Посерьезнела и Оглобля. Потом, сделав вид, что припомнила, вскрикнула радостно:
— Точно. Башлей хотела поклянчить у пахана! И уж совсем жрать стало нечего. Пошла, а там хрен ночевал. Я загоревала тогда. А через день — машину выиграла! И без надобности Дядя стал мне.
— После этого не виделись? — спросил следователь.
— Нет. Я же вскоре на новую квартиру перешла. Навроде как в отколе.
— И не искали его больше?
— А на что он мне? — изворачивалась Оглобля.
— Зачем врать? Бывшая квартира Дяди находится под наблюдением два месяца. А видели пас там не далее как вчера. Это первое. Покинул се пахан полтора месяца назад. А вы в новой квартире живете уже три месяца. Так что не совпадают с фактами ваши слова. Так зачем искали Дядю? — уже жестко спросил следователь.
Поняв, что следователь ей не верит, Тоська решила молчать.

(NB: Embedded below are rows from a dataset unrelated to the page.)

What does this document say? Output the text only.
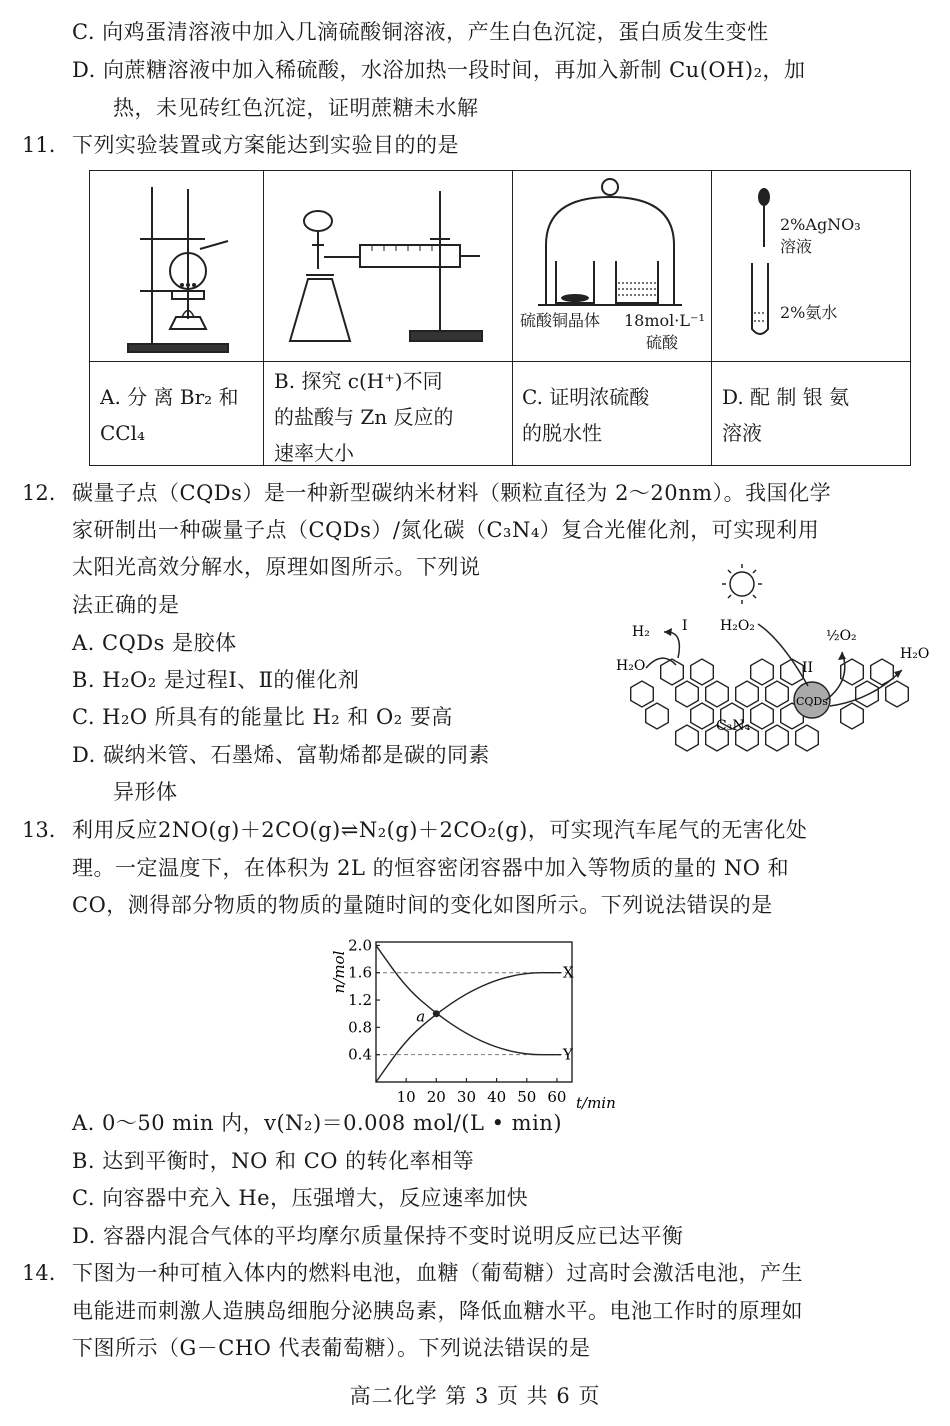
C. 向鸡蛋清溶液中加入几滴硫酸铜溶液，产生白色沉淀，蛋白质发生变性
D. 向蔗糖溶液中加入稀硫酸，水浴加热一段时间，再加入新制 Cu(OH)₂，加
热，未见砖红色沉淀，证明蔗糖未水解
11. 下列实验装置或方案能达到实验目的的是
硫酸铜晶体 18mol·L⁻¹
硫酸
2%AgNO₃
溶液
2%氨水
A. 分 离 Br₂ 和 CCl₄
B. 探究 c(H⁺)不同
的盐酸与 Zn 反应的
速率大小
C. 证明浓硫酸
的脱水性
D. 配 制 银 氨
溶液
12. 碳量子点（CQDs）是一种新型碳纳米材料（颗粒直径为 2～20nm）。我国化学
家研制出一种碳量子点（CQDs）/氮化碳（C₃N₄）复合光催化剂，可实现利用
太阳光高效分解水，原理如图所示。下列说
法正确的是
A. CQDs 是胶体
B. H₂O₂ 是过程Ⅰ、Ⅱ的催化剂
C. H₂O 所具有的能量比 H₂ 和 O₂ 要高
D. 碳纳米管、石墨烯、富勒烯都是碳的同素
异形体
H₂ I H₂O₂
½O₂
H₂O
H₂O
II
CQDs
C₃N₄
13. 利用反应2NO(g)＋2CO(g)⇌N₂(g)＋2CO₂(g)，可实现汽车尾气的无害化处
理。一定温度下，在体积为 2L 的恒容密闭容器中加入等物质的量的 NO 和
CO，测得部分物质的物质的量随时间的变化如图所示。下列说法错误的是
2.0
1.6
1.2
0.8
0.4
10 20 30 40 50 60 t/min
n/mol	X
Y
a
A. 0～50 min 内，v(N₂)＝0.008 mol/(L • min)
B. 达到平衡时，NO 和 CO 的转化率相等
C. 向容器中充入 He，压强增大，反应速率加快
D. 容器内混合气体的平均摩尔质量保持不变时说明反应已达平衡
14. 下图为一种可植入体内的燃料电池，血糖（葡萄糖）过高时会激活电池，产生
电能进而刺激人造胰岛细胞分泌胰岛素，降低血糖水平。电池工作时的原理如
下图所示（G－CHO 代表葡萄糖）。下列说法错误的是
高二化学 第 3 页 共 6 页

— Ну, что ж, на молчание решаются чаще всего сообщники. Мы расследуем дело по тяжким преступлениям. Ваше молчание наводит на мысль, что вы не случайно лгали. Факт, что вчера вас видели у прежней квартиры Дяди. Это наводит на подозрения о вашей связи с «малинами» и сегодня…
— Не вешайте мне на хвост чужих грехов. Не была я в делах с фартовыми. Сами знаете, клевых не берут законники. Просто Фикса в больницу попал. Вот я и хотела пахану болтануть. что его кент накрылся. А больше ничего. Но Дядю не увидела. Не знаю, где он, — гундосила Тоська.
— Когда вы виделись в последний раз? — выдохнул следователь.
— Давно. Еще на Шанхае.
— Да. Не помню зачем.
— Он к вам приходил?
— Ложь. Приход пахана — случай редкий. Как к женщине— не пришел бы. Выпить? У него и без вас было с кем. Значит, что-то серьезное случилось, коль зашел. Так это годами помнится. Что же именно привело к вам Дядю?
Тоська сжалась в комок.
— Не помню, — опустила голову, зная, что следователь не верит.
— А вспомнить придется. И чем раньше, тем лучше для вас.
Оглобля еще пыталась изворачиваться. Но следователь спросил, как выстрелил:
— За что он хотел убить вас?
— Пришить меня по его слову мог любой. Наш пахан — не мокрушник. Он ни об кого руки не марает.
— Эта философия устарела. Кенты, спавшие с вами, отказаться могли убить вас своими руками. А интересы «малины» заставляли убрать… Вот тогда Дядя мог решиться сам проститься с вами. Но за что? Ведь эта ситуация может повториться. Как нам уберечь вас в этой жизни, если сами себя не жалеете? Кого защищаете? Мы — вас от них уберечь хотели бы.